The Defendant: I just got child support.
The Court: So you didn't voluntarily do it?
Id. at 12. In response to defense counsel's closing argument that the sole evidence presented was inadmissible hearsay, the trial court responded:
[w]ell if that alone was true, that is fine, but the facts of the case are that the defendant had sex with a 14-year old girl, and there was a resulting baby. So as far as I can figure out in spite of the fact that the defendant says he wants to care for this child he has made no effort to do so in the past ․ I could take that if there was not a young child here involved.
Id. at 19-21. While the facts underlying the defendant's offense are an appropriate consideration when deciding whether to impose a sentence of probation, see 42 Pa. Cons.Stat. Ann. § 9722, the trial court cannot find that a defendant violated probation because of conduct prior to the imposition of the probation. Further, whether or not the defendant voluntarily pays child support or has contact with his child is simply irrelevant to these proceedings; as they were not imposed as conditions of his probation, they cannot be used as a basis for revocation.
¶ 24 Thus, for the reasons discussed above, we find that the Commonwealth failed to show by a preponderance of the evidence that Appellant violated the good behavior clause of his probation. Accordingly, we vacate the judgment of sentence and remand for a new hearing.
¶ 25 Judgment of Sentence VACATED. Case REMANDED for new proceedings consistent with this decision. Jurisdiction RELINQUISHED.
1. 18 Pa. Cons.Stat. Ann. § 3122.1.
2. Appellant cannot be found to have violated the no-contact order based on the activities of third-parties absent evidence that he either induced those activities or conspired with the third-parties.
3. It does not appear that the no-contact order was ever formally reduced to writing.

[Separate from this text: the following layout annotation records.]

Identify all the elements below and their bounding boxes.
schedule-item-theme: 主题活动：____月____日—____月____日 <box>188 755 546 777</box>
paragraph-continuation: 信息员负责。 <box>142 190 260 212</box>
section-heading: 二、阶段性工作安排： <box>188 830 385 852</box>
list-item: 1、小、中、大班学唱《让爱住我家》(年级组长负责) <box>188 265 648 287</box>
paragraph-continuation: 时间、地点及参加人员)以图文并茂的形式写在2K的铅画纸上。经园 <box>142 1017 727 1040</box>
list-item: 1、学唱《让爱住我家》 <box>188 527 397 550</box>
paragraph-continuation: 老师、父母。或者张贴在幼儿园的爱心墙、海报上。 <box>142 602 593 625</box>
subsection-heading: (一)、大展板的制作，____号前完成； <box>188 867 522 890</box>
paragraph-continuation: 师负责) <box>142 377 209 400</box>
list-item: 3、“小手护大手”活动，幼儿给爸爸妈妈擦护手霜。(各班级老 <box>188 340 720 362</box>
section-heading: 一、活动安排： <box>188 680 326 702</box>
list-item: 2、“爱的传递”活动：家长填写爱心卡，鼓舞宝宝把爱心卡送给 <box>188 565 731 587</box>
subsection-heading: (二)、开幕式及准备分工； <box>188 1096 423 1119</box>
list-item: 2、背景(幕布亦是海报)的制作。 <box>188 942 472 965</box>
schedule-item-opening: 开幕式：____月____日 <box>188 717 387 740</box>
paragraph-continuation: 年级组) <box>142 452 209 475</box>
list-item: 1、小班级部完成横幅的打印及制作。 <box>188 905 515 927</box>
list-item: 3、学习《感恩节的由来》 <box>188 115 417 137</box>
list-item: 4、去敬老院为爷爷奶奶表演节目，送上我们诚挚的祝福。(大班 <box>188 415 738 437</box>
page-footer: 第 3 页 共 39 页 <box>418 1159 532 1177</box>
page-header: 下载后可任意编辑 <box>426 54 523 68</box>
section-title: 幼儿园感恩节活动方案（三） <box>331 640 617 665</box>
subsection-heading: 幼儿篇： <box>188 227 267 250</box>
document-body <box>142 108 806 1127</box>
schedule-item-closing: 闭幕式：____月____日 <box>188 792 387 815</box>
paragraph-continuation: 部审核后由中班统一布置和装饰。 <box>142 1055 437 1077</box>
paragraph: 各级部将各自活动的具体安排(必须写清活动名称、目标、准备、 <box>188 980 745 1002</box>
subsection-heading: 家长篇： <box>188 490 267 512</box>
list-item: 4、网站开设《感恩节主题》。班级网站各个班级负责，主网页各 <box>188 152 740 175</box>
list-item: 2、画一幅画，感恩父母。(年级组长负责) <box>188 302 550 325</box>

4. The record does not state his role with the probation office.
5. Appellant did not object to the fact that O'Brien and others were allowed to speak without being sworn. See Commonwealth v. Heilman, 876 A.2d 1021 (Pa.Super.2005) (holding that unsworn statements at a probation hearing are not sufficient to support a finding of violation).
6. While the trial court never directly cites to the letter or the police report, its 1925 decision relies on and references several instances that were not testified to at the hearing.
7. We again note that any statements by O'Brien were unsworn.
8. It is not apparent from the record whether O'Brien was Appellant's probation officer and whether he had any direct contact with the victim, her family, or the police with respect to the incidents.
9. O'Brien briefly mentioned, when listing the charges against Appellant, that he confronted the victim at the street fair. N.T. 1/16/08 at 3. It is not apparent from the record whether this was a separate incident or part of the altercation with the victim's boyfriend. However, the victim's presence during the altercation was never mentioned again and the basis for O'Brien's statement is not apparent.
10. The victim's last name is “Lyle” but this is not the name used by either the victim's mother or her stepfather, so it is somewhat unclear to whom “Officer Newcomer” is referring.
11. The Commonwealth did not present any evidence as to the date of the alleged arrest.